The estimates and standard errors are about 50% larger for GLMM than for the marginal model. This reflects the relatively large heterogeneity. The random effects have estimated standard deviation \(\hat{\sigma}=1.90\). This shows a strong association between the responses at the two occasions.

The Transitional Model:

Another way is to model the follow-up response (\(Y_2\)), conditional on \(y_1\) rather than marginal distributions of (\(Y_1, Y_2\)). In this model, the initial response \(y_1\) plays the role of an explanatory variable.

\(logit[P(Y_2 \ge j)]= \alpha_j+ \beta_1x + \beta_2y_1 \)

It can be fit using software for cummulative logit models. \(\hat{\beta}_1\) = 0.885 with SE = 0.246. For any given value for the initial response, the estimated odds of falling asleep by a particular time for the active treatment are exp(0.885) =2.4 times those for the placebo group.

Bivariate Random Effects and Association Heterogeneity

In addition to random intercepts, sometimes it’s sensible to have both intercept and slope to be random.

Example: This dataset consists of 41 studies that compared a new surgery and an old surgery. The response was adverse event (Yes = 1, No = 0). Below lists three studies.

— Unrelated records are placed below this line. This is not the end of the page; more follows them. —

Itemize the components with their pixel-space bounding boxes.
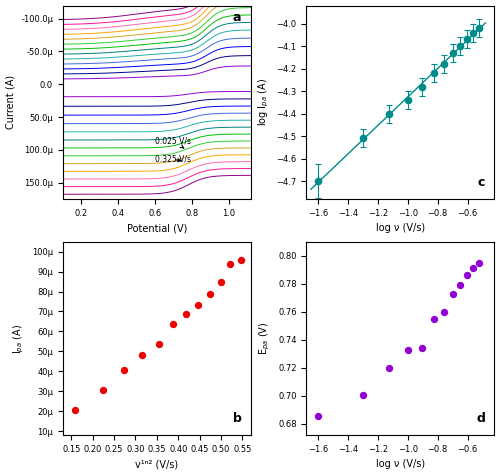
X-axis label: log ν (V/s): log ν (V/s) [376,223,425,233]
Text: c: c [478,176,485,190]
Point [194,301,202,308]
Point [217,278,225,285]
Y-axis label: Current (A): Current (A) [6,75,16,129]
Point [404,346,412,353]
Point [226,260,234,267]
Point [385,364,393,371]
Point [418,344,426,352]
Point [430,315,438,323]
Point [138,352,146,359]
Point [238,256,246,264]
X-axis label: log ν (V/s): log ν (V/s) [376,459,425,469]
Point [470,265,478,272]
Text: d: d [476,412,485,426]
Y-axis label: E$_{pa}$ (V): E$_{pa}$ (V) [258,322,272,355]
Point [449,290,457,297]
Point [475,259,483,266]
Text: a: a [233,11,241,24]
Point [168,321,176,328]
Point [359,391,367,399]
Point [99,387,107,394]
Y-axis label: log I$_{pa}$ (A): log I$_{pa}$ (A) [256,78,271,126]
Text: b: b [232,412,241,426]
Y-axis label: I$_{pa}$ (A): I$_{pa}$ (A) [12,323,26,353]
Point [440,308,448,315]
Point [71,407,79,414]
X-axis label: v¹ⁿ² (V/s): v¹ⁿ² (V/s) [136,459,178,469]
Point [456,281,464,289]
Text: 0.025 V/s: 0.025 V/s [155,136,191,148]
Point [206,290,214,297]
Point [154,341,162,348]
Point [182,311,190,318]
Point [464,272,471,279]
X-axis label: Potential (V): Potential (V) [126,223,187,233]
Text: 0.325 V/s: 0.325 V/s [155,155,191,164]
Point [120,367,128,374]
Point [314,412,322,419]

Study	Treatment	adverse event		sample odds ratio	fitted odds ratio
Study	Treatment	Yes	No	sample odds ratio	fitted odds ratio
1	new	7	8	0.159	0.147
1	old	11	2
5	new	3	9	inf	2.59
5	old	0	12
6	new	4	3	0.0	0.126
6	old	4	0

In addition to the difference among studies, the surgery effect may also vary in different studies.

So we consider a logistic-normal model permitting treatment-by-study interaction:

\(logit[P(Y_{i1}=1)]= u_i+\alpha+ (\beta + v_i) \)

\(logit[P(Y_{i2}=1)]= u_i+\alpha \)

where \(u_i\) is a random intercept and \(v_i\) is a random slope. We assume(\(u_i\),\(v_i\)) have a bivariate normal distribution with mean 0, variance \(\sigma_u^2\) and \(\sigma_v^2\) for \(u_i\) and \(v_i\), respectively, and a correlation \(\rho\) between ui and \(v_i\), i =1, ... , 41.

Log odds ratio between treatment and response equals \(\beta + v_i\) in study i.
\(\beta\) is the mean study-specific log odds ratio and \(\sigma_v\) describes variability in the log odds ratios across studies.
The larger \(\sigma_v\) is, the larger the SE of \(\beta\) is. This is because the higher the variation is across studies, the more difficult to estimate \(\beta\) accurately.
This approach is very useful when the sample size in each stratum is small, since it smoothes out the variation in the sample log odds ratio.